Le métronidazole est indiqué dans le traitement des infections suivantes chez l’adulte et l’enfant :

- traitement des infections dues à des micro-organismes sensibles au métronidazole (péritonite, abcès cérébral, ostéomyélite, fièvre puerpérale, abcès pelvien, infections de plaies chirurgicales) ;

- prévention des infections postopératoires dues à des bactéries anaérobies ;

- trichomonase urogénitale ;

- vaginose bactérienne ;

- amibiase ;

- lambliase ;

- infections parodontales aiguës, notamment gingivite ulcérative aiguë ;

- infection à Helicobacter pylori associée à un ulcère gastroduodénal, en association avec d’autres médicaments recommandés.

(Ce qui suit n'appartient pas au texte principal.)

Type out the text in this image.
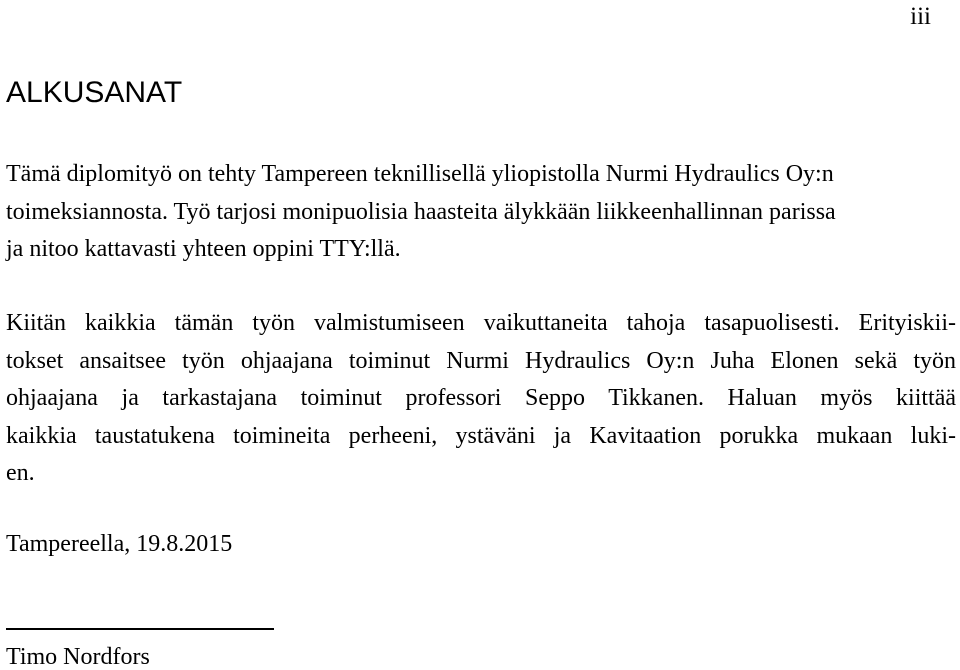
iii
ALKUSANAT
Tämä diplomityö on tehty Tampereen teknillisellä yliopistolla Nurmi Hydraulics Oy:n
toimeksiannosta. Työ tarjosi monipuolisia haasteita älykkään liikkeenhallinnan parissa
ja nitoo kattavasti yhteen oppini TTY:llä.
Kiitän kaikkia tämän työn valmistumiseen vaikuttaneita tahoja tasapuolisesti. Erityiskii-
tokset ansaitsee työn ohjaajana toiminut Nurmi Hydraulics Oy:n Juha Elonen sekä työn
ohjaajana ja tarkastajana toiminut professori Seppo Tikkanen. Haluan myös kiittää
kaikkia taustatukena toimineita perheeni, ystäväni ja Kavitaation porukka mukaan luki-
en.

Tampereella, 19.8.2015

Timo Nordfors
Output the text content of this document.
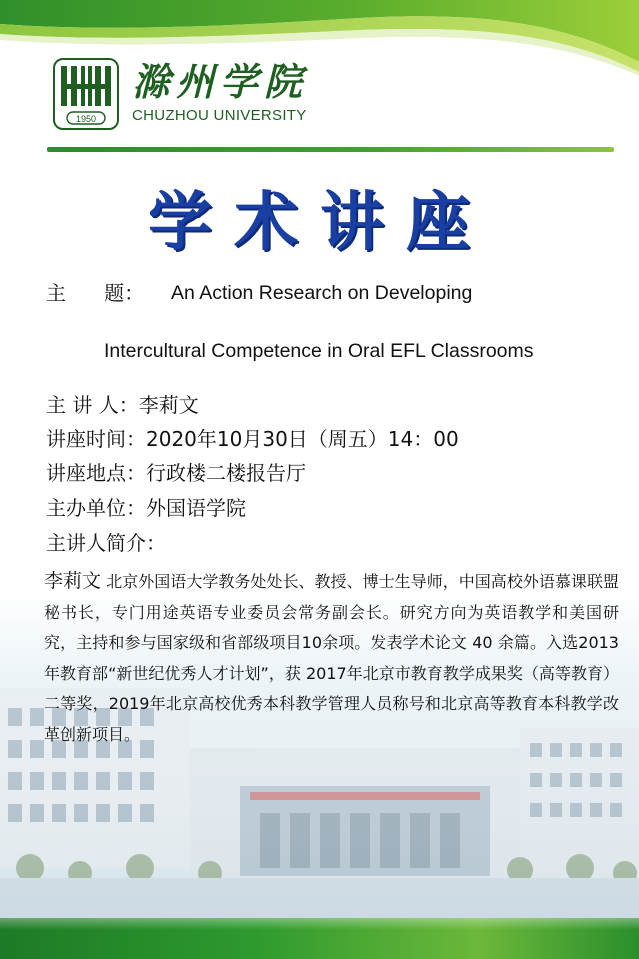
1950
滁州学院
CHUZHOU UNIVERSITY
学术讲座
主      题： An Action Research on Developing
Intercultural Competence in Oral EFL Classrooms
主 讲 人：李莉文
讲座时间：2020年10月30日（周五）14：00
讲座地点：行政楼二楼报告厅
主办单位：外国语学院
主讲人简介：
李莉文 北京外国语大学教务处处长、教授、博士生导师，中国高校外语慕课联盟秘书长，专门用途英语专业委员会常务副会长。研究方向为英语教学和美国研究，主持和参与国家级和省部级项目10余项。发表学术论文 40 余篇。入选2013 年教育部“新世纪优秀人才计划”，获 2017年北京市教育教学成果奖（高等教育）二等奖，2019年北京高校优秀本科教学管理人员称号和北京高等教育本科教学改革创新项目。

Il convient de tenir compte des recommandations officielles concernant l’utilisation appropriée des agents antibactériens.

Les posologies généralement recommandées figurent ci-dessous.

Prévention postopératoire des infections dues à des bactéries anaérobies (dans le cadre de la chirurgie gynécologique ou colorectale)

Le métronidazole sera administré de manière préventive de 24 heures avant l’intervention chirurgicale à un minimum de 4 heures après la fermeture de la plaie, ou plus longtemps, en fonction du risque de contamination.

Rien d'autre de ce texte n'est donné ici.